Zu § 3 (1), (2) Verpflichtung und Ausgleichszahlung

(1) Hier interpretieren wir, dass bei einer nicht über den Kirchenkreis gefundenen Sammellösung (einzelne Pfarrer und Pfarrerinnen erteilen für alle den RU im KK) dann alle Gemeindepfarrer und Gemeindepfarrerinnen verpflichtet sind, RU je nach Stellenumfang zu erteilen. Für den Dienst im Gemeindepfarramt erleben wir hier eine Ungleichbehandlung von Pfarrer und Pfarrerinnen in den verschiedenen Kirchenkreisen der EKBO. Es gibt zahlreiche Kirchenkreise, die Sammellösungen haben. In anderen ist das nicht der Fall. Für Pfarrer und Pfarrinnen ist es daher zunehmend unattraktiv, in einem Kirchenkreis zu arbeiten, der keine Sammellösung für den RU anbieten kann. Wir empfehlen vorrangig, Sammellösungen in den Kirchenkreisen zu favorisieren.

(2) Als unscharf empfinden wir die Regelungen zu den Ausgleichszahlungen. Unklar bleibt, wer eine Ausgleichszahlung leisten kann: der/die Pfarrer/in auf eigenen Wunsch, eine Kirchengemeinde oder ein Kirchenkreis als Anstellungsträger? Dies sollte transparent geregelt sein.

Kirchenkreisen und Kirchengemeinden sollte die Option eingeräumt werden, ihre Pfarrer und Pfarrerinnen vordergründig für die Gemeindearbeit einzusetzen und ihrerseits ggf. die Ausgleichszahlung zu übernehmen. 

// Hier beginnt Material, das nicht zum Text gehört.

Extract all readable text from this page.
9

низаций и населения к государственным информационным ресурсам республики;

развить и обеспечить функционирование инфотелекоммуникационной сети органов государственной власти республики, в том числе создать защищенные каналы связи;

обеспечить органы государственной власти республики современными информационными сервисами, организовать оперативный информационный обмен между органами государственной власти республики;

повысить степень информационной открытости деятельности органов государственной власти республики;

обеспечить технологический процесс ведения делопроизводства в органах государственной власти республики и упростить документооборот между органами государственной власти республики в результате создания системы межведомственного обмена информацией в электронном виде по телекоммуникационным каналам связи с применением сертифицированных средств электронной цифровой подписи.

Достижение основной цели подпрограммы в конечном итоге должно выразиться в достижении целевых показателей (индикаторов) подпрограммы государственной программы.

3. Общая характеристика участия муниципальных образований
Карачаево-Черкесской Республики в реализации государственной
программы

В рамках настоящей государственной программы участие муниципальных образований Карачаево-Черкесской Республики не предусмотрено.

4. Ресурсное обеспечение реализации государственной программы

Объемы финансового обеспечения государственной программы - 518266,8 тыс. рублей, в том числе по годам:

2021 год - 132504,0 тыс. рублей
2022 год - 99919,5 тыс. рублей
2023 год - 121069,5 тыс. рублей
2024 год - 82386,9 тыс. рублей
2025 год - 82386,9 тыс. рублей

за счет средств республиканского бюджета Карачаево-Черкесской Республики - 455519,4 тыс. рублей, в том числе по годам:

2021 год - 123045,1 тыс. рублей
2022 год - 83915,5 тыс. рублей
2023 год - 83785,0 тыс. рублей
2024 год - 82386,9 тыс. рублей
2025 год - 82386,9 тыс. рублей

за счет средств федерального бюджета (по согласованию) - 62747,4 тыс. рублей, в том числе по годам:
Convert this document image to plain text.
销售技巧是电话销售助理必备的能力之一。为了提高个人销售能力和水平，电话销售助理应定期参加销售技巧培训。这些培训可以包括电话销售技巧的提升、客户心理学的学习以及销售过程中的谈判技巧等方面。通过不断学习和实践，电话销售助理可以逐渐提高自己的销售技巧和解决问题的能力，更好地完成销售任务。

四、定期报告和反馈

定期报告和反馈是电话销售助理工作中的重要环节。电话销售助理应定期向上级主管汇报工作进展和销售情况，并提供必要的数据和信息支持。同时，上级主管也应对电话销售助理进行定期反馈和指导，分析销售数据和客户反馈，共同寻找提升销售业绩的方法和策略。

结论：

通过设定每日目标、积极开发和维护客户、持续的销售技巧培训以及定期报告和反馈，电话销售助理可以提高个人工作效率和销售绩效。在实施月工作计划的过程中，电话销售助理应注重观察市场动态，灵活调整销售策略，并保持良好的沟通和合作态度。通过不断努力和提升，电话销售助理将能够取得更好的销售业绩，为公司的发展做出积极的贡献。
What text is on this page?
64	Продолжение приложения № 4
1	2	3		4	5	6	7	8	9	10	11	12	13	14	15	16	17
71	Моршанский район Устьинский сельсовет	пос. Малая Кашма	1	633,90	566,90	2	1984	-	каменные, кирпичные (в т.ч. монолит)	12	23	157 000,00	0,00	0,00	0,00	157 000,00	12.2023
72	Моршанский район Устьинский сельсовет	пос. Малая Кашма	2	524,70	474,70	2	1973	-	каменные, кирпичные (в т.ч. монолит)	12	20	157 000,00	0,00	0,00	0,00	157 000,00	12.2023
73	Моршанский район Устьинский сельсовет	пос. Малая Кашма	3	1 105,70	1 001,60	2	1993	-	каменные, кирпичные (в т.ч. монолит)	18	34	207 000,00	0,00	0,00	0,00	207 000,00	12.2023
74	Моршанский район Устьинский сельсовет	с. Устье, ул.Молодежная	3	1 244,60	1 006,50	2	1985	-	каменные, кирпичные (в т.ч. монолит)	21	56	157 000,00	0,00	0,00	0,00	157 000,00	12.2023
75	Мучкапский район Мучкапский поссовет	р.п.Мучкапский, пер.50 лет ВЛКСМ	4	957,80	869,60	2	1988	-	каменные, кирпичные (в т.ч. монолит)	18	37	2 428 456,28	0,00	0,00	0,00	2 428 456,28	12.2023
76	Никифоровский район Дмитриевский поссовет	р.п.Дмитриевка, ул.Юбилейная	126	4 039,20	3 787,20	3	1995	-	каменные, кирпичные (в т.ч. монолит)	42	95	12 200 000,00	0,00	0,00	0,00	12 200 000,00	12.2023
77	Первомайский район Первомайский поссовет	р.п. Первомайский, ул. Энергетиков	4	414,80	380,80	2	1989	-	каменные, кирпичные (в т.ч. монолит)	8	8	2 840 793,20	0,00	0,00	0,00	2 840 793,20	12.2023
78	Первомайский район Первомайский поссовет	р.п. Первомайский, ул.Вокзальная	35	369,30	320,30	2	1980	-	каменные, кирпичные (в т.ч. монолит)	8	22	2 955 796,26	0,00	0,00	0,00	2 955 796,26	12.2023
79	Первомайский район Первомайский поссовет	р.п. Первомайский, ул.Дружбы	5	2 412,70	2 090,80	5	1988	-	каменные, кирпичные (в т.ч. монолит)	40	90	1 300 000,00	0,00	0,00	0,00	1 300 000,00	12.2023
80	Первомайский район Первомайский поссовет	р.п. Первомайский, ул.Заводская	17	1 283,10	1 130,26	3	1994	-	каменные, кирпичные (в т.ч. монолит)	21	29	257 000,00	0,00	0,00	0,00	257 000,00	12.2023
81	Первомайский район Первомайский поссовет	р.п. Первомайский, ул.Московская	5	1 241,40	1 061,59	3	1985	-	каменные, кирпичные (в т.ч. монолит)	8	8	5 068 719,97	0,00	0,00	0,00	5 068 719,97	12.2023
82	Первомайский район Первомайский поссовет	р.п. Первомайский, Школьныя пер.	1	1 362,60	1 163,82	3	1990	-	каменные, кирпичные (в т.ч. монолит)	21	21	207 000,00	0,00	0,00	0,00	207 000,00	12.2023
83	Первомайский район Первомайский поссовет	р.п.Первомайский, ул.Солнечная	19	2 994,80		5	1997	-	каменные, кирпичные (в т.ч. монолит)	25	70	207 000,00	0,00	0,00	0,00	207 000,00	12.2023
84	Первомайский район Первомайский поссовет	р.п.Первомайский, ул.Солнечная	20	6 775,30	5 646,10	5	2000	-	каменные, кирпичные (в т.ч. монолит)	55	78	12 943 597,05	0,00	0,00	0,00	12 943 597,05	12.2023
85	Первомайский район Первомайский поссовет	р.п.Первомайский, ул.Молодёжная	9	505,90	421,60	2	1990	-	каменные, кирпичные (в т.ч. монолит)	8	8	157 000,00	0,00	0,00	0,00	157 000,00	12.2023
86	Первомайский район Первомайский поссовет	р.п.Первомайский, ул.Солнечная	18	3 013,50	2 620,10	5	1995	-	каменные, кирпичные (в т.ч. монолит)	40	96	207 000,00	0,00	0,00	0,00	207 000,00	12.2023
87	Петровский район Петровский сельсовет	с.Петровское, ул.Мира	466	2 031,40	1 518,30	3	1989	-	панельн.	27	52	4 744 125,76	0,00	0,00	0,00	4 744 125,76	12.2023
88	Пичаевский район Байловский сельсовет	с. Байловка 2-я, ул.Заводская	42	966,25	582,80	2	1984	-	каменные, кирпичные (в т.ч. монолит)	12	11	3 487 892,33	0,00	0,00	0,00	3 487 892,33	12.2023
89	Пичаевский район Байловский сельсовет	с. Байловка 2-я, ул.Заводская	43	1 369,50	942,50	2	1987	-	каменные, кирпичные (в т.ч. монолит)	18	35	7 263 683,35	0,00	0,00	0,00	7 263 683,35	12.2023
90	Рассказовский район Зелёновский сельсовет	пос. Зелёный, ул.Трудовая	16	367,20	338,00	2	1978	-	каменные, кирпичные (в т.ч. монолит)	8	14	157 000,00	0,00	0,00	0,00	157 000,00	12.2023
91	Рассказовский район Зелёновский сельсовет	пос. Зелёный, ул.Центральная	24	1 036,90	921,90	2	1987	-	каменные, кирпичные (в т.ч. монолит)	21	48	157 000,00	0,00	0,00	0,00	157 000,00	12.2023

Zu § 4 (2) Dienstliche Pflichten im RU

Die Regelungen zu den Pflichten im RU belasten den Dienst von Pfarrern und Pfarrerinnen im Gemeindepfarramt aus unserer Wahrnehmung stark. Insbesondere die in Absatz 2 formulierte Verpflichtung, den Urlaub nur in den Schulferien zu nehmen, halten wir für nicht realisierbar. Wir votieren im Interesse des kollegialen Klimas in den Konventen dafür, von dieser Regelung Abstand zu nehmen. Die Erfahrungen vor Ort zeigen, dass bedingt durch Krankheit und die Situation von Pfarrern und Pfarrerinnen mit schulpflichtigen Kindern die Grundversorgung im Kasual-Bereich jetzt schon sehr beschwerlich ist. Die Fortschreibung dieser Urlaubsregelung verschärft die Situation weiter. Es ist zu befürchten, dass einzelne Pfarrer und Pfarrerinnen auf Urlaub verzichten müssen, weil er nicht organisierbar ist.

Abschließendes Votum:

Aus unserer Verpflichtung als Pfarrvertretung, die Arbeitsbedingungen der Kollegen und Kolleginnen im Verkündigungsdienst arbeitsrechtlich zu begleiten, sehen wir in der geplanten verändertenRVO ein hohes Konfliktpotential. Wir nehmen aus vielen Rückmeldungen in unserem Verein und aus den Pfarrkonventen wahr, wie sehr sich die Berufszufriedenheit mit den Arbeitsbedingungen im Pfarramt verknüpft. Hier beobachten wir eine stetige Veränderung:

  • ständig sich erweiternde Aufgaben der Pfarrer und Pfarrerinnen im Gemeindepfarramt
  • die geografische Ausweitung der Pfarrstellen
  • die zunehmende Schwierigkeit, das Arbeitsfeld Schule in den sich strukturell ausweitenden Gemeindealltag zu integrieren, was einen arbeitsfreien Tag in der Woche kaum möglich macht
  • zunehmende Überforderung und krankheitsbedingte Ausfälle durch die hohe Arbeitsbelastung

Aus diesen Beobachtungen folgern wir, dass das Arbeitsfeld Religionsunterricht im Gemeindepfarramt eine besondere Herausforderung ist, die mit der geplanten RVO noch nicht optimal in den Blick genommen wird.